Melatonin suppresses Akt/mTOR/S6K activity, induces cell apoptosis, and synergistically inhibits cell growth with sunitinib in renal carcinoma cells via reversing Warburg effect

Metabolic alteration drives renal cell carcinoma (RCC) development, while the impact of melatonin (MLT), a neurohormone secreted during darkness, on RCC cell growth and underlying mechanisms remains unclear. We detected concentration of metabolites through metabolomic analyses using UPLC-MS/MS, and the oxygen consumption rate was determined using the Seahorse Extracellular Flux analyzer. We observed that MLT effectively inhibited RCC cell growth both in vitro and in vivo. Additionally, MLT increased ROS levels, suppressed antioxidant enzyme activity, and induced apoptosis. Furthermore, MLT treatment upregulated key TCA cycle metabolites while reducing aerobic glycolysis products, leading to higher oxygen consumption rate, ATP production, and membrane potential. Moreover, MLT treatment suppressed phosphorylation of Akt, mTOR, and p70 S6 Kinase as well as the expression of HIF-1α/VEGFA in RCC cells; these effects were reversed by NAC (ROS inhibitors). Conversely, MLT synergistically inhibited cell growth with sunitinib and counteracted the Warburg effect induced by sunitinib in RCC cells. In conclusion, our results indicate that MLT treatment reverses the Warburg effect and promotes intracellular ROS production, which leads to the suppression of Akt/mTOR/S6K signaling pathway, induction of cell apoptosis, and synergistically inhibition of cell growth with sunitinib in RCC cells. Overall, this study provides new insights into the mechanisms underlying anti-tumor effect of MLT in RCC cells, and suggests that MLT might be a promising therapeutic for RCC.

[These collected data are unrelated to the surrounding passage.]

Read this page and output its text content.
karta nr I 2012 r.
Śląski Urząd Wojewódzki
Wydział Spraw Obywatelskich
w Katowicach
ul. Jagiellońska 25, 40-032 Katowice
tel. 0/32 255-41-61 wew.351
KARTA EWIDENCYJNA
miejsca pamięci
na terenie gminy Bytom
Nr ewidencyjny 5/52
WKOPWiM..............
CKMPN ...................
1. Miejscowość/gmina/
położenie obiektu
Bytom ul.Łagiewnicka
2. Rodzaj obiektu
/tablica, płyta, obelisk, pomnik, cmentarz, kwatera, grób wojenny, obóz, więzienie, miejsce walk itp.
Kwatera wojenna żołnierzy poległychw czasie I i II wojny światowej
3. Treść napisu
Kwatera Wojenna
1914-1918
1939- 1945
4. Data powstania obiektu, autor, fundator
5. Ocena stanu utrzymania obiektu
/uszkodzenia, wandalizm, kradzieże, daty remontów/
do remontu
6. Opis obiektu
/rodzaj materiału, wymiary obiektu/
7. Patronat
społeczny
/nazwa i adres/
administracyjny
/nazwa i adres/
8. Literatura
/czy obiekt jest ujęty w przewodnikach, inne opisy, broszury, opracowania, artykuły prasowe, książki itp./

代谢重编程驱动肾细胞癌（renal cell carcinoma, RCC）的发生发展，而黑暗时段分泌的神经激素褪黑素（melatonin, MLT）对肾癌细胞生长的影响及其潜在机制仍不明确。本研究采用超高效液相色谱-串联质谱（UPLC-MS/MS）进行代谢组学分析以检测代谢物浓度，并使用海马细胞外通量分析仪（Seahorse Extracellular Flux analyzer）测定细胞耗氧率。研究结果显示，褪黑素可在体外及体内有效抑制肾癌细胞的增殖。此外，褪黑素可升高活性氧（ROS）水平、抑制抗氧化酶活性并诱导细胞凋亡。进一步研究发现，褪黑素处理可上调三羧酸（TCA）循环关键代谢物的水平，同时降低有氧糖酵解产物的含量，进而提升细胞耗氧率、ATP生成量与膜电位。此外，褪黑素处理可抑制肾癌细胞中Akt、mTOR及p70 S6激酶的磷酸化水平，同时下调HIF-1α/VEGFA的表达；上述效应可被NAC（活性氧抑制剂）逆转。与之相反，褪黑素与舒尼替尼（sunitinib）协同抑制肾癌细胞增殖，并抵消舒尼替尼诱导的肾癌细胞沃伯格效应（Warburg effect）。综上，本研究结果表明，褪黑素处理可逆转沃伯格效应、促进细胞内活性氧生成，进而抑制Akt/mTOR/S6K信号通路、诱导细胞凋亡，并与舒尼替尼协同抑制肾癌细胞增殖。总而言之，本研究为褪黑素在肾癌细胞中的抗肿瘤效应机制提供了新的见解，并提示褪黑素有望成为肾细胞癌的潜在治疗手段。